Arithmetic of Clock Skew

The circuit in Figure 12.5 is a two-bit ring counter , also called a switch-tail counter . When clocked at low speeds, the bit pattern at Q 1 repeats forever (...00110011...).

Figure 12.5. This two-bit ring counter fails at high frequencies due to a lack of setup time at D 2 .

As you raise the clock frequency in Figure 12.5, the circuit continues to emit the same pattern until at some high frequency the circuit fails. The circuit fails because of a lack of setup time for flip-flop 2. At the failure frequency, the transitions at Q 1 emerge from gate G too late to meet the setup time requirement of D 2 . Figure 12.6 diagrams this failure mode. When clocked at or beyond the failure frequency, the circuit no longer produces an 0011 output sequence. This type of failure I call a setup-margin failure .

Figure 12.6. The setup time for D 2 dwindles to zero at high frequencies.

In the parlance of some timing-verification tools, a setup margin failure may also be called a setup-time violation , a critical- path failure , or a long-path failure . Automated timing-verification tools uncover such failures by computing a max-delay analysis in which they assume a worst-case maximum delay through every data propagation pathway and check that the data arrives at each D input sufficiently in advance of the next clock.

Note that setup-time violations happen at (and above) some particular clock frequency. Slowing down the clock fixes setup problems. Speeding up the clock causes them. This behavior is in contrast to the other form of timing difficulty, the hold-time violation .

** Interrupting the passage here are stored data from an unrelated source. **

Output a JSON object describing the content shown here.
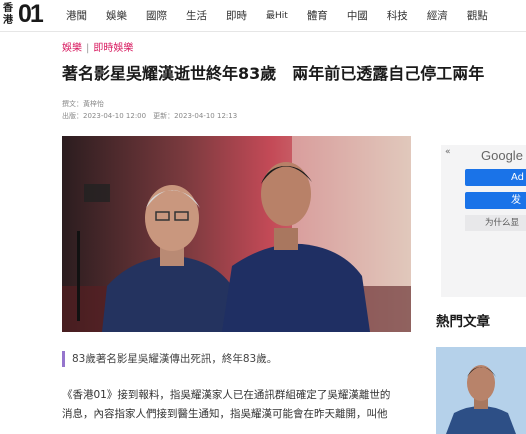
{
  "site": {
    "logo_text": "香港",
    "logo_num": "01"
  },
  "nav": [
    "港聞",
    "娛樂",
    "國際",
    "生活",
    "即時",
    "最Hit",
    "體育",
    "中國",
    "科技",
    "經濟",
    "觀點"
  ],
  "breadcrumb": {
    "section": "娛樂",
    "sub": "即時娛樂"
  },
  "article": {
    "title": "著名影星吳耀漢逝世終年83歲　兩年前已透露自己停工兩年",
    "author": "撰文：黃梓怡",
    "published": "出版：2023-04-10 12:00　更新：2023-04-10 12:13",
    "caption": "83歲著名影星吳耀漢傳出死訊，終年83歲。",
    "body": [
      "《香港01》接到報料，指吳耀漢家人已在通訊群組確定了吳耀漢離世的",
      "消息，內容指家人們接到醫生通知，指吳耀漢可能會在昨天離開，叫他"
    ]
  },
  "ad": {
    "back": "«",
    "brand": "Google",
    "btn1": "Ad",
    "btn2": "发",
    "why": "为什么显"
  },
  "sidebar": {
    "hot_title": "熱門文章"
  },
  "colors": {
    "accent": "#D81B60",
    "brand_blue": "#1E88E5",
    "caption_bar": "#9575CD"
  }
}
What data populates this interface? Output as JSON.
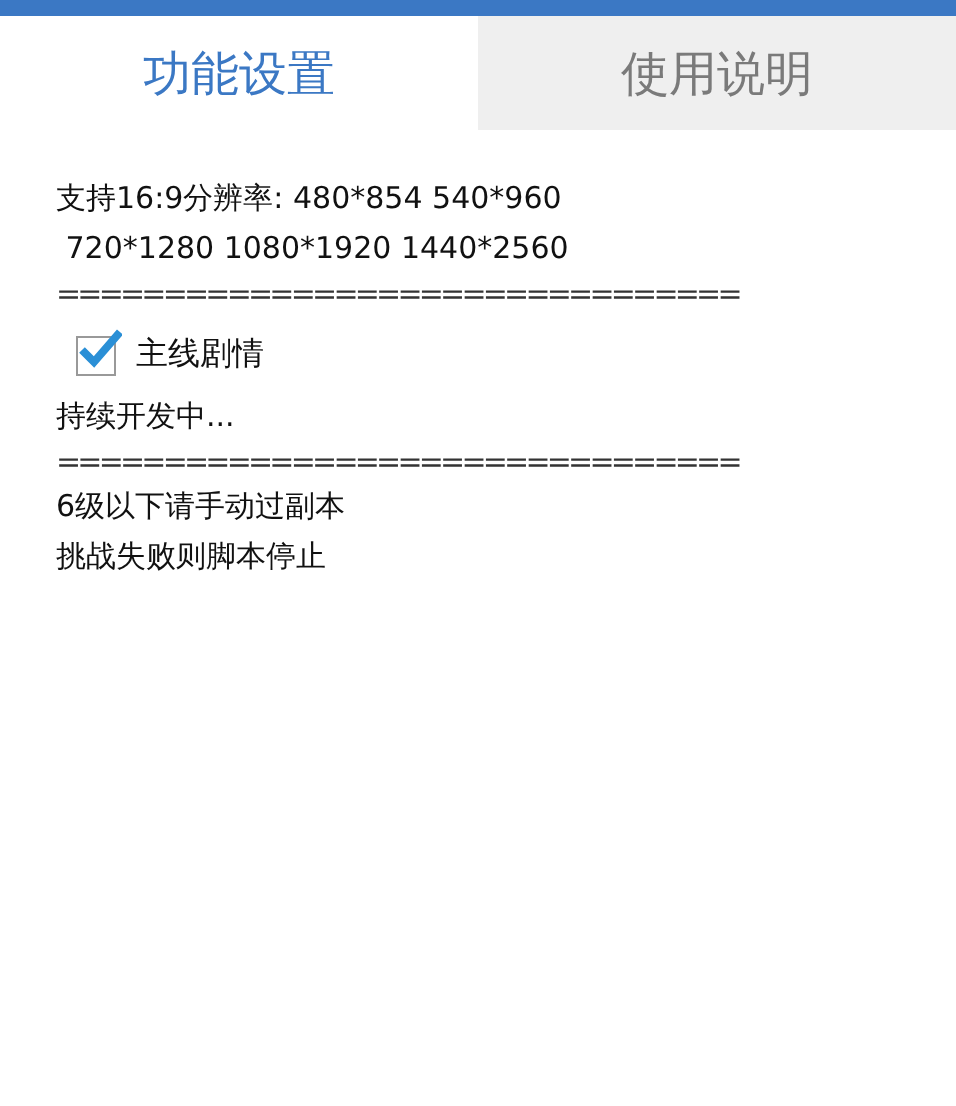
{
  "tabs": [
    {
      "label": "功能设置",
      "selected": true
    },
    {
      "label": "使用说明",
      "selected": false
    }
  ],
  "content": [
    {
      "kind": "text",
      "text": "支持16:9分辨率: 480*854 540*960\n 720*1280 1080*1920 1440*2560"
    },
    {
      "kind": "divider",
      "text": "================================"
    },
    {
      "kind": "checkbox",
      "text": "主线剧情",
      "checked": true
    },
    {
      "kind": "text",
      "text": "持续开发中..."
    },
    {
      "kind": "divider",
      "text": "================================"
    },
    {
      "kind": "text",
      "text": "6级以下请手动过副本"
    },
    {
      "kind": "text",
      "text": "挑战失败则脚本停止"
    }
  ]
}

In popular parlance a hold-time violation may also be called a short-path failure or a min-delay failure . An automated min-delay analysis assumes a worst-case minimum delay through every data propagation pathway and then checks that the data remains valid at each D input sufficiently long after each clock edge to satisfy the receiving flip-flop's hold-time requirement.

In an ordinary synchronous state machine with only one clock phase a setup-time violation involves one clock that produces a data transition and a second clock that receives it. This type of violation therefore heavily depends upon the clock interval. A hold-time violation, on the other hand, involves only a single clock edge that simultaneously changes the data at the output of one flip-flop while the next stage tries to latch the previous value of data before it changes. A hold-time violation is not affected by the clock interval. Slowing down the clock will not fix a hold-time problem.

The setup margin is defined in this circuit as the amount of time remaining between

  1. The time when signals actually emerge from gate G and
  2. The time when signals at D 2 must be valid to meet the setup requirement of flip-flop 2.

Setup margin measures the slack , or excess time, remaining in each clock cycle. A system with a big setup margin on every circuit can usually run at a higher clock speed without error.

As the clock speed in Figure 12.5 approaches its failure frequency, the setup margin drops to zero. Never operate a circuit near its failure frequency. Always de-rate the maximum operating speed for any circuit, leaving a small positive setup margin under all operating conditions. A positive setup margin protects your circuit against signal crosstalk that may slightly perturb the edge transition times, general miscalculations that often occur when counting logic delays, slightly out-of-spec gate delays, and later minor changes in the board design or layout.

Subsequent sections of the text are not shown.